Nota – Paulo Sette Câmara morre aos 84 anos
Categorias: Profissionais de segurança pública
Autor(es)/Pesquisador(es): Jésus Trindade Barreto Júnior
Tags: falecimento
Tipo de publicação: Nota de falecimento
Ano da publicação: 2020
A visão política sensível e a apurada habilidade no trato com pessoas e instituições conduziram o policial a assumir cargos importantes no setor em sua trajetória
A COVID-19 levou Paulo Sette Câmara no último domingo (11/5). Ao longo de seus 84 anos, Paulo foi detetive (sim, a nomenclatura era esta) da Polícia Civil de Minas Gerais e, mais adiante, agente e delegado da Policial Federal. Por força de seu desempenho, sensível visão política e apurada habilidade no trato com pessoas e instituições, a história o conduziu a posições de importância, como inspetor de investigações, superintendente regional da PF em alguns Estados, duas vezes secretário de segurança do Pará e também do Estado de Roraima. Convenhamos, experiência para poucos.

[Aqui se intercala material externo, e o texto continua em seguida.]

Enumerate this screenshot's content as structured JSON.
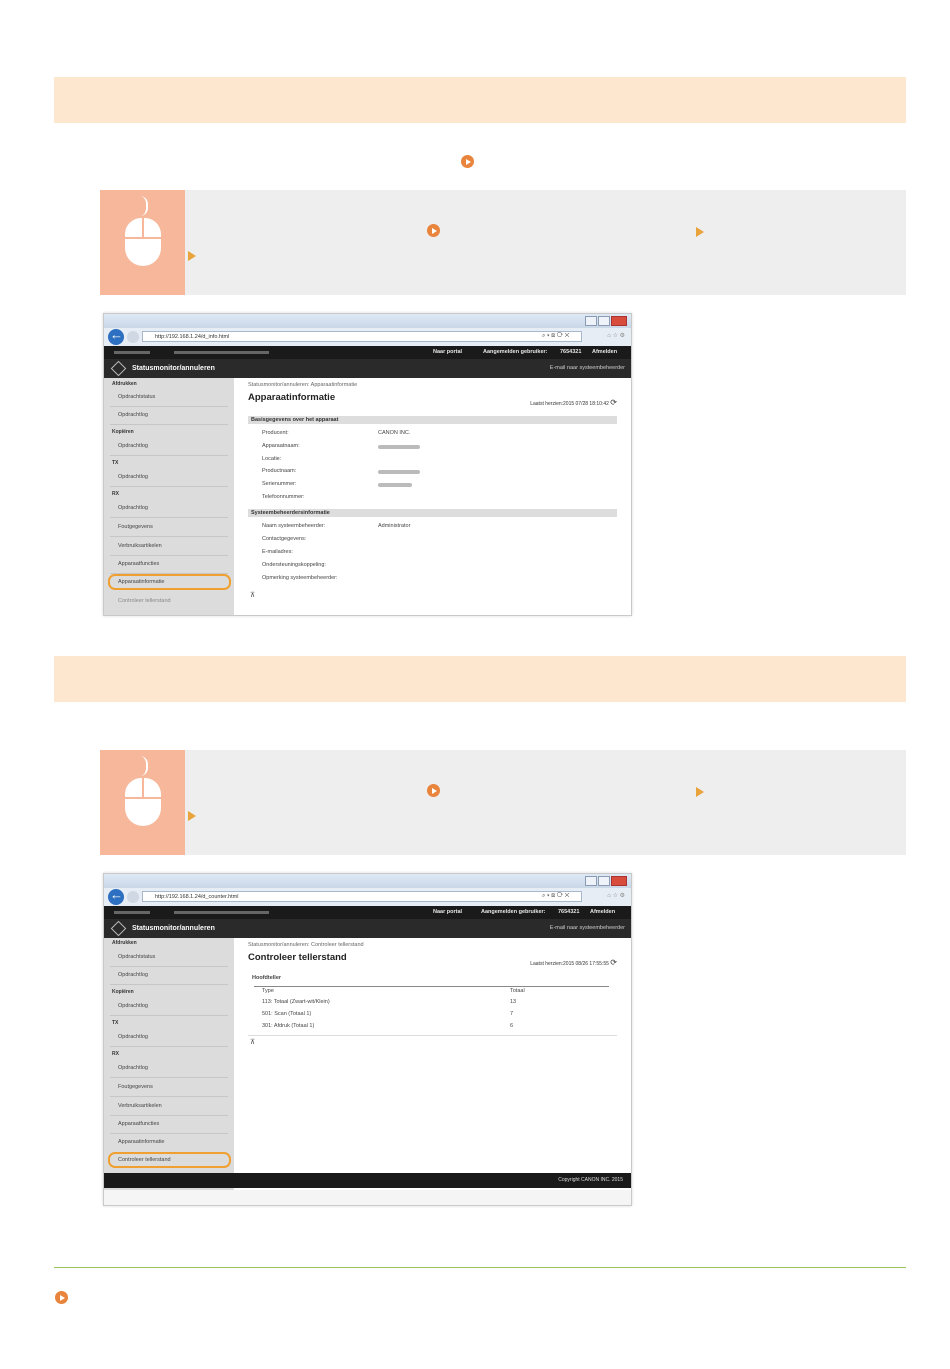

Mas Paulo não acumulou essa experiência longe de sua sofisticada capacidade de crítica e autocrítica. Ele percebeu, desde a juventude, que as visões policialescas não poderiam ter lugar na oferta de segurança aos cidadãos. Por isto, soube compreender como poucos a importância decisiva das políticas públicas inovadoras. Nos anos 90, como Secretário de Segurança do Pará, deu curso a um processo de integração dos órgãos de segurança pública, numa leitura técnica de grande força criativa, expressa num modelo sistêmico ousado e funcional.
Esta e outras ações vieram de sua abertura incondicional para o diálogo com a crescente produção científica no campo da gestão policial. Em razão desta postura, nunca voluntarista, protagonizou outros episódios relevantes na implantação de serviços qualificados, sempre orientados pelo compromisso ético com a redução dos efeitos perversos que sempre vêm no rastro da violência e da criminalidade. Foi decisivo em muitas ocasiões tensas, evitando que consequências das más escolhas políticas aumentassem o sofrimento da população e a degradação do poder público. Muito de tudo isso está relatado em recente entrevista publicada em livro editado pelo Fórum Brasileiro de Segurança Pública sob o título “Polícia e Democracia: 30 anos de estranhamentos e esperanças” – texto reproduzido nessa edição do Fonte Segura.
Mineiro de nascimento, e paraense por adoção, Paulo tinha devoção amorosa por suas raízes nesses dois belos estados brasileiros. Falava com sentido poético de sua infância na região mineira de Santa Cruz do Escavaldo (próxima de Mariana, Ouro Preto e Ponte Nova) e da sua profunda emoção em se integrar, ano a ano, às manifestações da fé popular do Círio de Nazaré. Cultuava o Círio com a mesma sensibilidade que legou àquela manifestação o título de patrimônio cultural imaterial brasileiro e patrimônio cultural da humanidade. Assim, Paulo Sette Câmara foi expressão de uma distinta brasilidade: um mineiro-paraense. Foi um brasileiro autêntico.
Nos meados dos anos 2000, tornou-se um dos primeiros policiais a ser convidado pela Professora Elizabeth Leeds para as articulações de fundação do Fórum Brasileiro de Segurança Pública. Liz sabia que a autoridade de trajetória do Sette seria sustentação para um dos princípios essenciais da entidade: a aproximação dialógica, franca, aberta e institucionalizada, no plano não governamental, entre pesquisadores, sociedade civil e policiais brasileiros.
Paulo foi – como tem sido – o testemunho de que policiais, inclusive os veteranos, precisam ter sempre em perspectiva o aperfeiçoamento da polícia como instrumento da democracia e da promoção de direitos. Era um exemplo de que a polícia deve ser um mecanismo de defesa dos direitos individuais e coletivos, razão pela qual é institucionalmente portadora da força legitimada pela lei.
Como vem fazendo nos seus 14 anos de existência, o Fórum Brasileiro de Segurança Pública nasceu buscando distensionar aqueles estranhamentos de que fala o livro. Paulo Celso Pinheiro Sette Câmara, ao se fazer presente na fundação da entidade, foi o nome certo para representar todo este processo de significações históricas no contexto das conquistas democráticas. Por isto, foi presidente do Conselho de Administração por duas vezes, fomentando e participando com entusiasmo de todas as ações da entidade, desde o início até os dias de hoje. Vamos sentir muita falta dele. Reverenciamos a memória do grande amigo e seguiremos buscando inspiração em sua vida.